İşte bütün âlemdeki âsârı san’at ve bütün mahlûkat, herbiri birer eseri mükemmel olduğundan, herbiri bir fiile ve fiil ise isme; isim ise, vasfa ve vasıf ise şe’ne ve şe’n ise zâta şehâdet ettikleri için; masnuat adedince birtek Sâni-i Zülcelâl’in vücûbu vücûduna şehâdet ve Ehadiyyetine işâret ettikleri gibi; hey’eti mecmûası ile, silsile-i mahlûkat kadar kuvvetli bir tarzda bir mi’râcı mârifettir. Hiçbir cihette içine şüphe girmeyen müteselsil bir bürhanı hakîkattır.
Şimdi ey biçâre münkiri gafil! Silsile-i kâinat kadar kuvvetli şu bürhanı ne ile kırabilirsin! Şu masnuat adedince hakîkatın şuâını gösteren hadsiz delikli ve kafesli şu pencereyi ne ile kapatabilirsin! Hangi perde-i gafleti üstüne çekebilirsin!..

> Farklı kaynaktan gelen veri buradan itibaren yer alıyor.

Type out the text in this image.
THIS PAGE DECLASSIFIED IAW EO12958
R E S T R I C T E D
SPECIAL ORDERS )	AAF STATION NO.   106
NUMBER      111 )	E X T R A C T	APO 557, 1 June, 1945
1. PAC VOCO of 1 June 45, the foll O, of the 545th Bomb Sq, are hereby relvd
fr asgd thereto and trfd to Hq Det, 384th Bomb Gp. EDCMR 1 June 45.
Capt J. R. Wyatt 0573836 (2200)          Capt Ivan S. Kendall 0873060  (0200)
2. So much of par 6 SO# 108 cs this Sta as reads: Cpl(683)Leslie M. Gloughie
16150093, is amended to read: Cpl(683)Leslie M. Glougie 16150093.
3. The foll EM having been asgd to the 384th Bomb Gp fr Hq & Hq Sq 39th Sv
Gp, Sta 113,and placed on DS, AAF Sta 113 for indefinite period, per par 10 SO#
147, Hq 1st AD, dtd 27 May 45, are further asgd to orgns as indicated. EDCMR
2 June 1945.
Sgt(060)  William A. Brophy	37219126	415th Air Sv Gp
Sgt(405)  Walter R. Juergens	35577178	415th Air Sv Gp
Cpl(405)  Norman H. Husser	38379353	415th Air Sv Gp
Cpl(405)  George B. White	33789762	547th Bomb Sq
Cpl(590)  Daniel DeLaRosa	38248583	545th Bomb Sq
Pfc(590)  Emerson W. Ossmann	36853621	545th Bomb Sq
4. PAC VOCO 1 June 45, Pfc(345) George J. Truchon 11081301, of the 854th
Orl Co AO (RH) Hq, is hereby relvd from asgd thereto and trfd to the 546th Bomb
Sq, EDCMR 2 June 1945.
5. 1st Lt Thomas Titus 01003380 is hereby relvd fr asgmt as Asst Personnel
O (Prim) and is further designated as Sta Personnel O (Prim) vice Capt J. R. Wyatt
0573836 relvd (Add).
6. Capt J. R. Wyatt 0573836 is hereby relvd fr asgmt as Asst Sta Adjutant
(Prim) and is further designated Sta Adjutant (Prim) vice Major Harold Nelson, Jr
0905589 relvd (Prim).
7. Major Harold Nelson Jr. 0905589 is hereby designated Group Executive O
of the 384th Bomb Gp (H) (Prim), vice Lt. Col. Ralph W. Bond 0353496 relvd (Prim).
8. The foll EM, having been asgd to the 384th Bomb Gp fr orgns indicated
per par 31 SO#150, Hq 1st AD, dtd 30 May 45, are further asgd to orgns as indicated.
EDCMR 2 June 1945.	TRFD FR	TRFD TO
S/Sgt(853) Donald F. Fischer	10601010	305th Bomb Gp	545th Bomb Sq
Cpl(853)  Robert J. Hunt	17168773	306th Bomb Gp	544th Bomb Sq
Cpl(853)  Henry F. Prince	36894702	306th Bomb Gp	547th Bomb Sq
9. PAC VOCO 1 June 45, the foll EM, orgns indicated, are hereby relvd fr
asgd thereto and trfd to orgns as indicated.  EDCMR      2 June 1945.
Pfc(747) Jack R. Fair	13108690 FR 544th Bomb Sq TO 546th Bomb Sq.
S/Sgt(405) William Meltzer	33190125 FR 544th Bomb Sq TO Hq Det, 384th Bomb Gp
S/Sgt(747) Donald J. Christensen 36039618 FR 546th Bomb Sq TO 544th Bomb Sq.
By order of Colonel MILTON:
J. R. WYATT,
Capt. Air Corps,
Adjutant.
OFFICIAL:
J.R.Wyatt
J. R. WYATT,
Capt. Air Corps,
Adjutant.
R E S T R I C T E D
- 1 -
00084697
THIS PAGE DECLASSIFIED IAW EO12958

Sırrınca: Sâni-i Zülcelâl, semavâtın ecrâmına o kadar hikmetler, ma’nalar takmış ki: güya celâl ve cemâlini ifade etmek için semavâtı, Güneşler, aylar, yıldızlar, kelimeleriyle süslendirdiği gibi, cevvi semada dahi olan mevcûdâta öyle hikmetler ve ma’nalar ve maksadlar takmış ki: güya o cevvi semayı berkler, şimşekler, ra’dlar, katreler kelimeleriyle intak ediyor. Ve kemâli hikmet ve cemâli rahmetini ders veriyor. Ve nasıl zemîn kafasını, hayvânât ve nebâtât denilen ma’nidar kelimeleriyle söyleştirip kemâlâtı san’atını kâinata gösteriyor. Öyle de; o kafanın birer kelimesi olan nebatları ve ağaçları dahi; yapraklar, çiçekler, meyveler kelimeleriyle intak edip yine kemâli san’atını ve cemâli rahmetini i’lân ediyor. Ve birer kelime olan çiçekleri ve meyveleri dahi, tohumcuklar kelimeleriyle konuşturup dekaikı san’atını ve kemâli Rubûbiyyetini ehli şuura ta’lim ediyor.
İşte bu hadsiz kelimatı tesbihiyye içinde yalnız tek bir sünbül ve tek bir çiçeğin tarzı ifadesine kulak verip dinliyeceğiz. Nasıl şehâdet eder, bileceğiz.
Evet herbir nebat, herbir ağaç, pekçok lîsan ile Sâni’lerini öyle gösteriyorlar ki; ehli dikkati hayretlerde bırakır ve bakanlara “Sübhanallah! Ne kadar güzel şehâdet ediyor!” dedirtirler.